Center for Biological Diversity

For Immediate Release, June 2, 2016

Contact: Sarah Uhlemann, (206) 327-2344,

Obama Administration Announces New Restrictions on Ivory Sales to Save Elephants

WASHINGTON— President Obama announced new regulations today that restrict the trade of ivory across state lines and expand limits on ivory exports. The regulations are part of an ongoing effort to crackdown on wildlife trade through President Obama’s National Strategy on Wildlife Trafficking.

African savannah elephant
African savannah elephant courtesy Flickr/Bernard Dupont. This photo is available for media use.

Elephants across Africa are being wiped out at a dizzying pace to feed the illegal market for ivory products, and the United States has one of the largest markets for ivory in the world. Prohibiting interstate ivory trade is a much-needed step to shrink domestic markets. While the new rules substantially restrain sales, the regulation provides limited exceptions, including for pre-existing products that contain 200 grams or less of ivory.

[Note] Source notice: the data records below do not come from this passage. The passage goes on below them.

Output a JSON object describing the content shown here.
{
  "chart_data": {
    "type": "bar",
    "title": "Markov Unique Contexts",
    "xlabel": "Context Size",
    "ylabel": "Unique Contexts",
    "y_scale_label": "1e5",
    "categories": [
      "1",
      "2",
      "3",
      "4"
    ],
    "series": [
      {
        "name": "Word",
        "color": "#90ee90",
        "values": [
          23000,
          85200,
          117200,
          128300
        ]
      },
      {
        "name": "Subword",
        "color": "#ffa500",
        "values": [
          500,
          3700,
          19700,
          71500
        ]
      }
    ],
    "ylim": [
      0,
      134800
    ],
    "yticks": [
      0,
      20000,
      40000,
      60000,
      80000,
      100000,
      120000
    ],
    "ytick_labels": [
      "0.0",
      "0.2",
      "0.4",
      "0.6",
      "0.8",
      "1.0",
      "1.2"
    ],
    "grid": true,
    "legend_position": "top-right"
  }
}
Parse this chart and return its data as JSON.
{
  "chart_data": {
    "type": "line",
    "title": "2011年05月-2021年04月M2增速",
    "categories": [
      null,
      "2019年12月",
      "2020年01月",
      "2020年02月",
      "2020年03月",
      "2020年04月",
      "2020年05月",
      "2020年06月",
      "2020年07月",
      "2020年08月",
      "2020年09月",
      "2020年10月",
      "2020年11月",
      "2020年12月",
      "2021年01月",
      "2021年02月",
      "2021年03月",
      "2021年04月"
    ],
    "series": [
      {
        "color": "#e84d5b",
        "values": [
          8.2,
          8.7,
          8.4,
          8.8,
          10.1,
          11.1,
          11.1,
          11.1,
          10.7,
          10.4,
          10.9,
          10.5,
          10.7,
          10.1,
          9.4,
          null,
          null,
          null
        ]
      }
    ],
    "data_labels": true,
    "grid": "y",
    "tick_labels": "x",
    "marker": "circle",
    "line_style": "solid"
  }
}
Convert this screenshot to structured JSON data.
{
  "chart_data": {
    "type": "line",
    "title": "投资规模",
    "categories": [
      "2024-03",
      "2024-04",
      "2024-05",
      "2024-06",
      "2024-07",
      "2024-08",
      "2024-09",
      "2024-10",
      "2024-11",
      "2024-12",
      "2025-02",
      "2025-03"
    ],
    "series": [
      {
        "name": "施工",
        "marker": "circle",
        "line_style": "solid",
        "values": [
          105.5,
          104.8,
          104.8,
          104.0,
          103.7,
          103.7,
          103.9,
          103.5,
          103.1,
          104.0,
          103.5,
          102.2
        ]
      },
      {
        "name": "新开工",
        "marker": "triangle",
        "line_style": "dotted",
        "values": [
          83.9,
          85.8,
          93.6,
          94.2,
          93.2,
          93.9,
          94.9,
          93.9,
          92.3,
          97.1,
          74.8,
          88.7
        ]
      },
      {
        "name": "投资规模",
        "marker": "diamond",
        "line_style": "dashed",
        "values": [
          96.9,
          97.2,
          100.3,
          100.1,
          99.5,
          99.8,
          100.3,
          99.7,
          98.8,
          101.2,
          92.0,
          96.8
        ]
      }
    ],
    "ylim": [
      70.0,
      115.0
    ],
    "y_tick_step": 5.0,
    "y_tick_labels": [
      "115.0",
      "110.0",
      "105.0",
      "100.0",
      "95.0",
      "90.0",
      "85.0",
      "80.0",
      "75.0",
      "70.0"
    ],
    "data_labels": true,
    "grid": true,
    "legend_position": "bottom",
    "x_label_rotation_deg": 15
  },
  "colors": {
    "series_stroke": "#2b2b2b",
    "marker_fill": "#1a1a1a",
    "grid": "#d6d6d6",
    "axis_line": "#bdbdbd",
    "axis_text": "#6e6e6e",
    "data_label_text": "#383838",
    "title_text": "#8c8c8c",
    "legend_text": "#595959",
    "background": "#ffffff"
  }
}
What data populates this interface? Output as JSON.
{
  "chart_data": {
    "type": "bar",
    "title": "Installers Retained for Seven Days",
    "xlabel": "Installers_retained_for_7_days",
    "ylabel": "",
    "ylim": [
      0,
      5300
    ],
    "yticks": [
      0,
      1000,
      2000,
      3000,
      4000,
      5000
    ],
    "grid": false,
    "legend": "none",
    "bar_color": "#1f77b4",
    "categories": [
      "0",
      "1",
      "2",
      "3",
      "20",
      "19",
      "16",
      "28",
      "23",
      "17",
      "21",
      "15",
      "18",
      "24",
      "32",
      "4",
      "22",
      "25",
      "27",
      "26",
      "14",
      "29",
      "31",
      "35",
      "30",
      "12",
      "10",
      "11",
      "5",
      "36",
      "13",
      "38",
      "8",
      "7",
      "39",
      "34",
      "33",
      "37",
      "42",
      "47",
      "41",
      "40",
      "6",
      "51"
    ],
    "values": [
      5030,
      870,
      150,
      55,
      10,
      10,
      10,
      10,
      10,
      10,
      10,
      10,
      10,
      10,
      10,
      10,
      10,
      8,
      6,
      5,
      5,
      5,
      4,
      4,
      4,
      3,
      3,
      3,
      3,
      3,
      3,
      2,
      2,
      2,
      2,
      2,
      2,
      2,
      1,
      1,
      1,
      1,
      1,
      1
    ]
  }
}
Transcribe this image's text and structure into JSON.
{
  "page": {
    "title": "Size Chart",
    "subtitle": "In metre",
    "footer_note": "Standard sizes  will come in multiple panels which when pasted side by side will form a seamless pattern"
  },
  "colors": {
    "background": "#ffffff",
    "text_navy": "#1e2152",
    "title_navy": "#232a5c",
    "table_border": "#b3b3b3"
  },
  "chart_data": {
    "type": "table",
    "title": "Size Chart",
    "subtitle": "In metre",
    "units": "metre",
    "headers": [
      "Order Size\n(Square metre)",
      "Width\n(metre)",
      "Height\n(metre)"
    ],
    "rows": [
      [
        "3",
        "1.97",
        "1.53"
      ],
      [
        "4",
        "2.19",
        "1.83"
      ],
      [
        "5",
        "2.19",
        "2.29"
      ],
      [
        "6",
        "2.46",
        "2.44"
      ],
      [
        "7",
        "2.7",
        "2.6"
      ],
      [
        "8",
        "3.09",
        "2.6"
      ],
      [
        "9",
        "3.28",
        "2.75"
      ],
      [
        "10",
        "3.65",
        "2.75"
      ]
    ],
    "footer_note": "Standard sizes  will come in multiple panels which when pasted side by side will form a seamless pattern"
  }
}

“We’re excited the Obama administration has taken this important step to reduce the domestic trade in ivory,” said Sarah Uhlemann, international program director at the Center for Biological Diversity. “The United States has one of the largest markets for ivory in the world and reducing demand here will go a long way toward saving elephants in Africa.”

The new rules come on the heels of the U.S. Fish and Wildlife Service’s announcement in March that reclassification of African elephants as “endangered” instead of “threatened” may be warranted under the U.S. Endangered Species Act, and that it will consider recognizing two separate species of African elephant: forest and savannah, in response to a Center petition. Fewer than 100,000 forest elephants and 400,000 savannah elephants remain. Genetic studies indicate the two split into distinct species at least 2 million years ago, about the same time Asian elephants diverged from mammoths. An endangered listing would provide additional restrictions on the import and export of ivory products, and elevate the status of the elephants for funding conservation efforts.

The Center for Biological Diversity is a national, nonprofit conservation organization with more than 1 million members and online activists dedicated to the protection of endangered species and wild places.